In Chicago, unions have historically held an important role in fundraising and getting out the vote for candidates who were friendly to organized labor. With few exceptions, that meant joining the Democratic Party coalition and supporting that party’s candidates. Trades unions were especially loyal to City Hall because of the benefits of prevailing wages and yearlong work; in addition, unions tended to support the incumbent politicians who controlled the city’s purse strings.
Things started to change after 2006, when then-Mayor Richard M. Daley exercised his first and only veto on the so-called “big box” ordinance. Unions—and especially the more liberal ones such as SEIU and AFSCME locals—wanted stores such as Wal-Mart and Home Depot to increase wages and provide healthcare benefits to workers.
Disenchanted with Daley, many of these same unions poured millions of dollars into the following year’s aldermanic races and gained seats for a handful of progressive aldermanic candidates– including now-mayoral candidate Bob Fioretti—over incumbents who had Daley’s backing.

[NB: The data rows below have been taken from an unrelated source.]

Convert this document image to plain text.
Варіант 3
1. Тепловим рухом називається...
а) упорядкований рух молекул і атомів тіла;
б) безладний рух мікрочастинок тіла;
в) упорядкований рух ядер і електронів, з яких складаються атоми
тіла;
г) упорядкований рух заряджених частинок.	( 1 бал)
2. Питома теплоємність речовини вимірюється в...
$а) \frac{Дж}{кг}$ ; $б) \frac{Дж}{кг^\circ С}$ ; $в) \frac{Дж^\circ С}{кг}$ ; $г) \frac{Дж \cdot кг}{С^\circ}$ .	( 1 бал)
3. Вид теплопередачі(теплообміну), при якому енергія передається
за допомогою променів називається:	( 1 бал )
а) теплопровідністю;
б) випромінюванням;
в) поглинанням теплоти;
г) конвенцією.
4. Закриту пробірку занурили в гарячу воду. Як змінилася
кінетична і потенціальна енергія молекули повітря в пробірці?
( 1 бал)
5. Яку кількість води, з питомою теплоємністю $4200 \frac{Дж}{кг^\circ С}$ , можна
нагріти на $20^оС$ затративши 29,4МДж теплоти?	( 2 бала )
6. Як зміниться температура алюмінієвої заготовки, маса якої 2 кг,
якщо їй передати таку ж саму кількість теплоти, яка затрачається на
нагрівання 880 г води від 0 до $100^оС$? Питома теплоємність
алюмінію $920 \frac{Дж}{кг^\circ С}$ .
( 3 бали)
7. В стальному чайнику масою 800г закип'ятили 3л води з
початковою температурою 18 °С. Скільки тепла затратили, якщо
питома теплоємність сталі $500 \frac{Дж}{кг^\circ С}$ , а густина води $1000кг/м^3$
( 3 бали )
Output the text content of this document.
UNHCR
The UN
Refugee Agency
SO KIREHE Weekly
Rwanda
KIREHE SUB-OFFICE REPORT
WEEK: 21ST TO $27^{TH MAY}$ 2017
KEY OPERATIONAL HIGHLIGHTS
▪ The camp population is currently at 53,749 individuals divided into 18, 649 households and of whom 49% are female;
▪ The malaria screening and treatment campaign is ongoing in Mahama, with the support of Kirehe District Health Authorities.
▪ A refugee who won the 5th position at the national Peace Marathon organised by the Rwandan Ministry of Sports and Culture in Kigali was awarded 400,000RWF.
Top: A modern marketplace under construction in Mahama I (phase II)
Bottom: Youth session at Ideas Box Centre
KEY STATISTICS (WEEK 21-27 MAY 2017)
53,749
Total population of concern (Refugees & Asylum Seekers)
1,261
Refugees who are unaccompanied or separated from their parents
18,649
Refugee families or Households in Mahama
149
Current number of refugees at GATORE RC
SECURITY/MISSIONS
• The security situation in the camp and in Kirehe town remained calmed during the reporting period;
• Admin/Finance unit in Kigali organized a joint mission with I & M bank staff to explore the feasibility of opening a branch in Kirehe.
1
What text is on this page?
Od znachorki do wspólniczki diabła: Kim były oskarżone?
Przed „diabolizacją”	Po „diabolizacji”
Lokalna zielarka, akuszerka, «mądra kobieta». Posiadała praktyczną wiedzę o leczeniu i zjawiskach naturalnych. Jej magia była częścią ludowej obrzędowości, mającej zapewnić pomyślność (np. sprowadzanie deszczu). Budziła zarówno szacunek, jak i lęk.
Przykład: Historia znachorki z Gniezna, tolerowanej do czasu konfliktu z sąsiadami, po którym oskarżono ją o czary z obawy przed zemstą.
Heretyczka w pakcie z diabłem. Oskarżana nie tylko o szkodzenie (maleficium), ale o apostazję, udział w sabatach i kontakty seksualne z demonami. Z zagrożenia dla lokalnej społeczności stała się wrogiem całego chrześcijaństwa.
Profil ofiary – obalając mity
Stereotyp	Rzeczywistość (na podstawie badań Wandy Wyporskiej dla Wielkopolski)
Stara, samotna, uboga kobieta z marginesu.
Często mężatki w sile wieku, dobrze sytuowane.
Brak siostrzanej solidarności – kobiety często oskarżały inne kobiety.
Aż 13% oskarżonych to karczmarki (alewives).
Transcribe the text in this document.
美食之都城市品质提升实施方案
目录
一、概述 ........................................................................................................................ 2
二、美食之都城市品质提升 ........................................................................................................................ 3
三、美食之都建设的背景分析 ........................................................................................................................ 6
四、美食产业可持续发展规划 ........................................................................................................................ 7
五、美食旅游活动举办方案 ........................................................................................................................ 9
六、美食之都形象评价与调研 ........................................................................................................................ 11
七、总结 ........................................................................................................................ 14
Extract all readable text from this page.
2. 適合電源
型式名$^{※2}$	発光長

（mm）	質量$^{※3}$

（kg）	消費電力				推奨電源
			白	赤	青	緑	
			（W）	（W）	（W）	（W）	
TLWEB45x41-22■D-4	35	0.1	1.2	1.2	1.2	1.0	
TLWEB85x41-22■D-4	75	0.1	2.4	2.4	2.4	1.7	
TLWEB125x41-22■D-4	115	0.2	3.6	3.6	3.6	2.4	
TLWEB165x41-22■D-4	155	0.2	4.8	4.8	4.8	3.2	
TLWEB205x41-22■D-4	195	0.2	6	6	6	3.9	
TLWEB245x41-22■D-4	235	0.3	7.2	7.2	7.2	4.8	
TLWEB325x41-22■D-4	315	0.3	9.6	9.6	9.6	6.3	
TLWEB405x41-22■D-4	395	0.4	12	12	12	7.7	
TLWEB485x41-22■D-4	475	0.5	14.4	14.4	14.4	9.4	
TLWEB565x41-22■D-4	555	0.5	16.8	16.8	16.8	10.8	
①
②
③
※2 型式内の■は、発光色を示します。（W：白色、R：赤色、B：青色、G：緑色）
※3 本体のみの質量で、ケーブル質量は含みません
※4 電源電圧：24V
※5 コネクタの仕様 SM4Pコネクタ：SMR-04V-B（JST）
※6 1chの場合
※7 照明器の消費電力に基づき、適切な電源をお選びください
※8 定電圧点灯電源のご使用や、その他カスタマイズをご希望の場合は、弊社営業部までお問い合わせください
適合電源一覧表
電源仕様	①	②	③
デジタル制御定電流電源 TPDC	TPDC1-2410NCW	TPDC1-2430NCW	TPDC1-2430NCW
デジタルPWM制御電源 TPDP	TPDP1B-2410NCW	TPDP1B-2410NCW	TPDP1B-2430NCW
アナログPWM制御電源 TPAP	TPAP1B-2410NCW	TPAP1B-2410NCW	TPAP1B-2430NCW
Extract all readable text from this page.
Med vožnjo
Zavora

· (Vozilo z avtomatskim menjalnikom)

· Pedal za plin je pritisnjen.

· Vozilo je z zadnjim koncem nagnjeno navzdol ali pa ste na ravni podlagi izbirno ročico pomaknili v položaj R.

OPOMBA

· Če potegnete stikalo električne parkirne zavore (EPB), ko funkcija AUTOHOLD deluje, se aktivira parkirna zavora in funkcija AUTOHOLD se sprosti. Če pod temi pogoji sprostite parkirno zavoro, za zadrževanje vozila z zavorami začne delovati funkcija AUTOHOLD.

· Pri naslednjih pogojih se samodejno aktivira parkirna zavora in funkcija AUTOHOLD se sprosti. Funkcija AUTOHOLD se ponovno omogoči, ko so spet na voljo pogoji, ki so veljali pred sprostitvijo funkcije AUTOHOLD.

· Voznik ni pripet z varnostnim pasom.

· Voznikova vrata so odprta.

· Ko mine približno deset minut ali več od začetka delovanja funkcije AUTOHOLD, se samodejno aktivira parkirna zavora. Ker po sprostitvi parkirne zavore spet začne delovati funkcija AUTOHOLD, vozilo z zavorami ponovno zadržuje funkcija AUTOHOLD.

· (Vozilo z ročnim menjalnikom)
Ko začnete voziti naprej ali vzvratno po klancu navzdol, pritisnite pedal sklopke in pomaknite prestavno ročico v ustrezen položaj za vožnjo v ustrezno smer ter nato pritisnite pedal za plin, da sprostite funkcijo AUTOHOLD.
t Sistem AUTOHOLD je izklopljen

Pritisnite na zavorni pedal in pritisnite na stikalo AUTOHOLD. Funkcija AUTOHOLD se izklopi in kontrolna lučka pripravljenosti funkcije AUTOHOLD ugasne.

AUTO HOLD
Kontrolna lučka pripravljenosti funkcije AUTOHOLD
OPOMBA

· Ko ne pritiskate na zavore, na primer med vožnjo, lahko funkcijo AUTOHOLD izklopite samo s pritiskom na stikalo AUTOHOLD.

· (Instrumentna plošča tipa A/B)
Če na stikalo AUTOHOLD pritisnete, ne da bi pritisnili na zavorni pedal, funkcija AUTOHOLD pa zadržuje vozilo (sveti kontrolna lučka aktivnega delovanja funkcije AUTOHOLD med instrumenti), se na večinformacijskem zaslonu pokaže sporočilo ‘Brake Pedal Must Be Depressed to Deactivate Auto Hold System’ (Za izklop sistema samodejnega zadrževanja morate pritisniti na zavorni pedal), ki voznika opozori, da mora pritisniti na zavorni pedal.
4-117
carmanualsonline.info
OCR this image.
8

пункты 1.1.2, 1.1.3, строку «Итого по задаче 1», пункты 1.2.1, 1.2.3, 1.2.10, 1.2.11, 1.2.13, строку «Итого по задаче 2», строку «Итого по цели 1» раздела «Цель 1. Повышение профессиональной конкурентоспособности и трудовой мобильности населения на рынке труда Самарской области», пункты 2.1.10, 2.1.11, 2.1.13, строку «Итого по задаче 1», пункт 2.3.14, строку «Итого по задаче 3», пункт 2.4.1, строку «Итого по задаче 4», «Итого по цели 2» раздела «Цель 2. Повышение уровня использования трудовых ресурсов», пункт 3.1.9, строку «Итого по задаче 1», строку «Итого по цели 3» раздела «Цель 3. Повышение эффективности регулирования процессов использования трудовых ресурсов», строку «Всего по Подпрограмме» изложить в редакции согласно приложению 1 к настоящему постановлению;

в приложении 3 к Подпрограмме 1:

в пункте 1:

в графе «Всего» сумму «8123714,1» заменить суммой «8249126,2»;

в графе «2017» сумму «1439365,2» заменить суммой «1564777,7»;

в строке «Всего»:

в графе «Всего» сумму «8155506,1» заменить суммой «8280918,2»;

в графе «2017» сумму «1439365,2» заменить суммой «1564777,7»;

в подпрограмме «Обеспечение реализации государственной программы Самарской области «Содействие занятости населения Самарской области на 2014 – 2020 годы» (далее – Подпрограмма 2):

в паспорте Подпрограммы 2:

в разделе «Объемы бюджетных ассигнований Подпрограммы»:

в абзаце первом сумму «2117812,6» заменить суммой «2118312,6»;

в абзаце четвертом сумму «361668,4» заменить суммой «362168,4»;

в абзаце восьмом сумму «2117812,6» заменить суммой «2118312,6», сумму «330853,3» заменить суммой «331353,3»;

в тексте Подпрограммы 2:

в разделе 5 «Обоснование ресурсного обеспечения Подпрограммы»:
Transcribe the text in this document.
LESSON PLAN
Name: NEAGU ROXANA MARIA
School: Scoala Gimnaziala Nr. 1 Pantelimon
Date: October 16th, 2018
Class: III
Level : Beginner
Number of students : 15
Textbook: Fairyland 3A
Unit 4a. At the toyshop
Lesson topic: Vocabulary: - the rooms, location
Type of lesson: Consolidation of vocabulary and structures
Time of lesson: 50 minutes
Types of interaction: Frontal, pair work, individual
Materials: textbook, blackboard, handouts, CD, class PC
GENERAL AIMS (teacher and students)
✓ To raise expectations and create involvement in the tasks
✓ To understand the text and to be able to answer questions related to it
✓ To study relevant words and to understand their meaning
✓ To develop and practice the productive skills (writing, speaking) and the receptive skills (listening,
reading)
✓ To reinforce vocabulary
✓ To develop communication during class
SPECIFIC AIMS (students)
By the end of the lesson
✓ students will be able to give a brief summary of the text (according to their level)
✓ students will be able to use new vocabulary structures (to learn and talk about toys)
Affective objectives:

The trend has accelerated since Emanuel’s election in 2011 as “labor unions have become disaffected with City Hall, thinking that it doesn’t represent them,” says Dick Simpson, a political scientist at the University of Illinois-Chicago and former city alderman.
Still, organized labor is divided. The city’s trade unions and the Teamsters have already given the mayor and his PAC hundreds of thousands of dollars—even though the deadline for candidates to file isn’t until Nov. 24. It’s too early to tell who many of the other unions will support.
Next for CTU
In September, the CTU’s House of Delegates voted to allow union staff to provide some technical help to members who are considering electoral runs. The resolution notes that, as a general rule, CTU won’t formally endorse candidates until they’ve secured a place on the ballot—and any early help doesn’t constitute an endorsement.
“Candidates know an endorsement from the CTU means something,” says the union’s political director, Stacy Davis Gates.
To get a sense of the work CTU might do for mayoral or aldermanic candidates, it’s helpful to look at two of last spring’s state legislative primary races in which the union campaigned hard for two progressive candidates with strong education platforms: Will Guzzardi, a journalist-turned-organizer, who won his race in the 39th District, which includes Logan Square and Belmont-Cragin; and community organizer Jhatayn “Jay” Travis, who lost hers for the 26th District, which snakes down from Streeterville to South Chicago.
The teachers union poured money into both campaigns, while also encouraging members to write their own checks, help out at phone banks, and knock on doors for the candidates, Davis Gates says.
“To be perfectly honest, this past spring was the most intense amount of work we’ve done for an electoral cycle before. It was intense, intentional, and focused,” she says. The upcoming electoral work promises to be more intense.
Meanwhile, the teacher candidates are putting in long hours after school and on weekends to gather the signatures they need to qualify as candidates. It’s a lot of work, admits Daleiden, but people are getting the message.
Daleiden tells voters she wants to fight the privatization of public schools and “stop corporations from siphoning public money from public assets.”
“I’m not out there knocking on doors to save my job in a public school,” she says. “I’m knocking on doors because I think children deserve quality schools and we all need to stand up to this as community members.”